Performance Tips¶
Compiler Information and Options¶
The manual pages for the different compiler suites are available:
- GCC
- Fortran
man gfortran
- C/C++
man gcc
- Intel
- Fortran
man ifort
- C/C++
man icc
Useful compiler options¶
Whilst difference codes will benefit from compiler optimisations in different ways, for reasonable performance, at least initially, we suggest the following compiler options:
- Intel
-O2
- GNU
-O2 -ftree-vectorize -funroll-loops -ffast-math
To target the specific hardware on CSD3 use the following options:
Partition | Intel | GCC |
---|---|---|
cclake | -xCASCADELAKE |
-march=cascadelake |
icelake | -xICELAKE-SERVER |
-march=icelake-server |
sapphire | -xSAPPHIRERAPIDS |
-march=sapphirereapids |
ampere | -march=znver3 |
Alternatively, login to a machine with the same architecture that you will be running on and use
- Intel
-xHost
- GNU
-march=native
When you have a application that you are happy is working correctly and has reasonable performance you may wish to investigate some more aggressive compiler optimisations.

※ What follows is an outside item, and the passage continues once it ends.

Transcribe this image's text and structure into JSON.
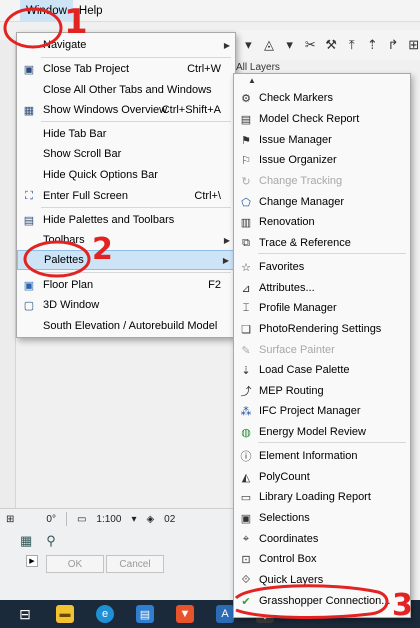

Below is a list of some further optimisations that you can try on your application (Note: these optimisations may result in incorrect output for programs that depend on an exact implementation of IEEE or ISO rules/specifications for math functions):
- Intel
-fast
- GNU
-Ofast -funroll-loops
Vectorisation, which is one of the important compiler optimisations for any modern Intel hardware, is enabled by default as follows:
- Intel
- At
-O2
and above - GNU
- At
-O3
and above or when using-ftree-vectorize
To promote integer and real variables from four to eight byte precision for FORTRAN codes the following compiler flags can be used:
- Intel
-real-size 64 -integer-size 64 -xAVX
(Sometimes the Intel compiler incorrectly generates AVX2 instructions if the-real-size 64
or-r8
options are set. Using the-xAVX
option prevents this.)- GNU
-freal-4-real-8 -finteger-4-integer-8
GPU Direct (GDR)¶
One of the key technologies to get the most performance out of the GPU system is GDR. This allows GPUs to communicate via MPI without waiting for the host CPU. This is implemented in both OpenMPI (the default) and MVAPICH2.
The functionality and performance of GDR can be tested using the OSU micro-benchmarks suite. For example, using OpenMPI:
module purge
module load rhel7/default-gpu
OSU_HOME=$HOME/osu-micro-benchmarks-5.4.2
unset OMP_NUM_THREADS
echo WITH GDR
mpirun -np 2 --map-by ppr:1:node \
--mca mtl ^mxm --mca pml ^yalla --mca btl self,openib --mca btl_openib_want_cuda_gdr 1 \
$OSU_HOME/get_local_rank $OSU_HOME/mpi/pt2pt/osu_latency -f D D
and using MVAPICH2:
module purge
module load rhel7/default-gpu
module unload gcc-5.4.0-gcc-4.8.5-fis24gg openmpi-1.10.7-gcc-5.4.0-jdc7f4f
module load mvapich2-GDR/gnu/2.3a_cuda-8.0
OSU_HOME="${MPI_HOME}/libexec/osu-micro-benchmarks"
unset OMP_NUM_THREADS
export MV2_ENABLE_AFFINITY 1
export MV2_USE_CUDA 1
export MV2_USE_GPUDIRECT 1
mpirun -np 2 -ppn 1 -genvall $OSU_HOME/get_local_rank $OSU_HOME/mpi/pt2pt/osu_latency D D
MVAPICH2 includes a copy of the benchmark suite in the distribution whereas with OpenMPI a custom version has been downloaded and built.